这个函数简单做了一个减法 `heap_end - HEAP`，如果相减的结果大于请求的内存，那么就返回真，否则返回假。

我们已经看到了所有可以对 heap 进行操作，下面让我们继续显示模式设置过程。

设置显示模式
--------------------------------------------------------------------------------

在我们分析了内核数据类型以及和 HEAP 相关的操作之后，让我们回来继续分析显示模式的初始化。在 `RESET_HEAP()` 函数被调用之后，`set_video` 函数接着调用 `store_mode_params` 函数将对应显示模式的相关参数写入 `boot_params.screen_info` 字段。这个字段的结构定义可以在 [include/uapi/linux/screen_info.h](https://github.com/0xAX/linux/blob/master/include/uapi/linux/screen_info.h) 中找到。

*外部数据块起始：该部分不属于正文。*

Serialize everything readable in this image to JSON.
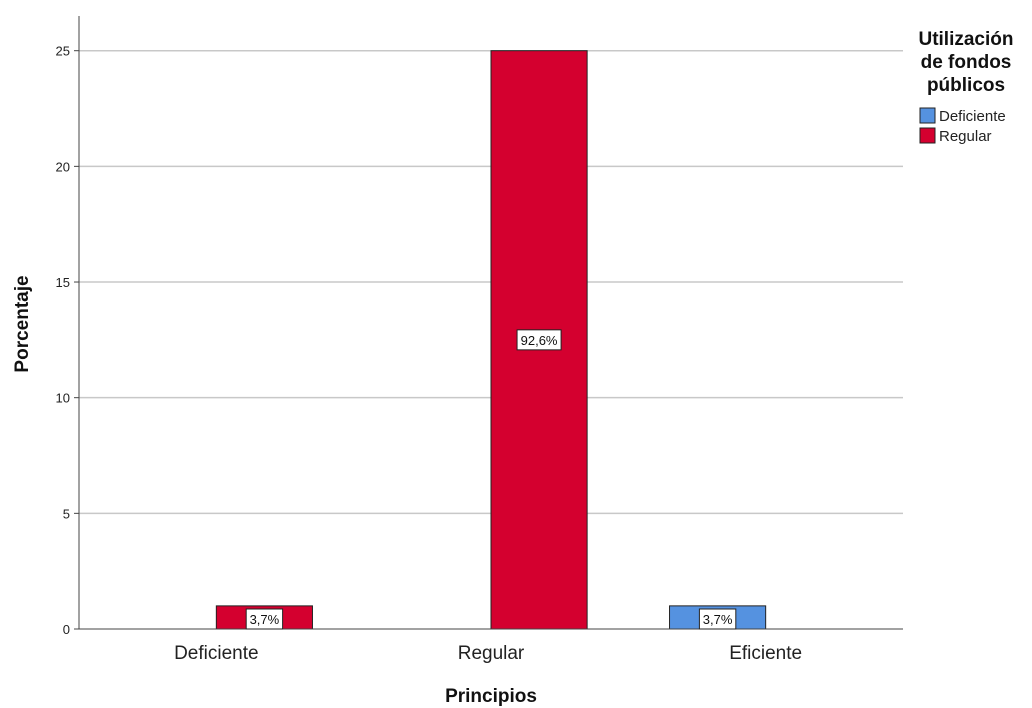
{
  "chart_data": {
    "type": "bar",
    "xlabel": "Principios",
    "ylabel": "Porcentaje",
    "categories": [
      "Deficiente",
      "Regular",
      "Eficiente"
    ],
    "ylim": [
      0,
      26.5
    ],
    "yticks": [
      0,
      5,
      10,
      15,
      20,
      25
    ],
    "grid": "horizontal",
    "legend": {
      "title_lines": [
        "Utilización",
        "de fondos",
        "públicos"
      ],
      "placement": "right"
    },
    "series": [
      {
        "name": "Deficiente",
        "color": "#5592e0",
        "values": [
          0,
          0,
          1
        ],
        "labels": [
          "",
          "",
          "3,7%"
        ]
      },
      {
        "name": "Regular",
        "color": "#d4002f",
        "values": [
          1,
          25,
          0
        ],
        "labels": [
          "3,7%",
          "92,6%",
          ""
        ]
      }
    ]
  }
}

`store_mode_params` 函数将调用 `store_cursor_position` 函数将当前屏幕上光标的位置保存起来。下面让我们来看 `store_cursor_poistion` 函数是如何实现的。

首先函数初始化一个类型为 `biosregs` 的变量，将其中的 `AH` 寄存器内容设置成 `0x3`，然后调用 `0x10` bios 中断。当中断调用返回之后，`DL` 和 `DH` 寄存器分别包含了当前按光标的行和列信息。接着，这2个信息将被保存如 `boot_params.screen_info` 字段的 `orig_x` 和 `orig_y`字段。

在 `store_cursor_position` 函数执行完毕之后，`store_mode_params` 函数将调用 `store_vide_mode` 函数将当前使用的现实模式保存到 `boot_params.screen_info.orig_video_mode`。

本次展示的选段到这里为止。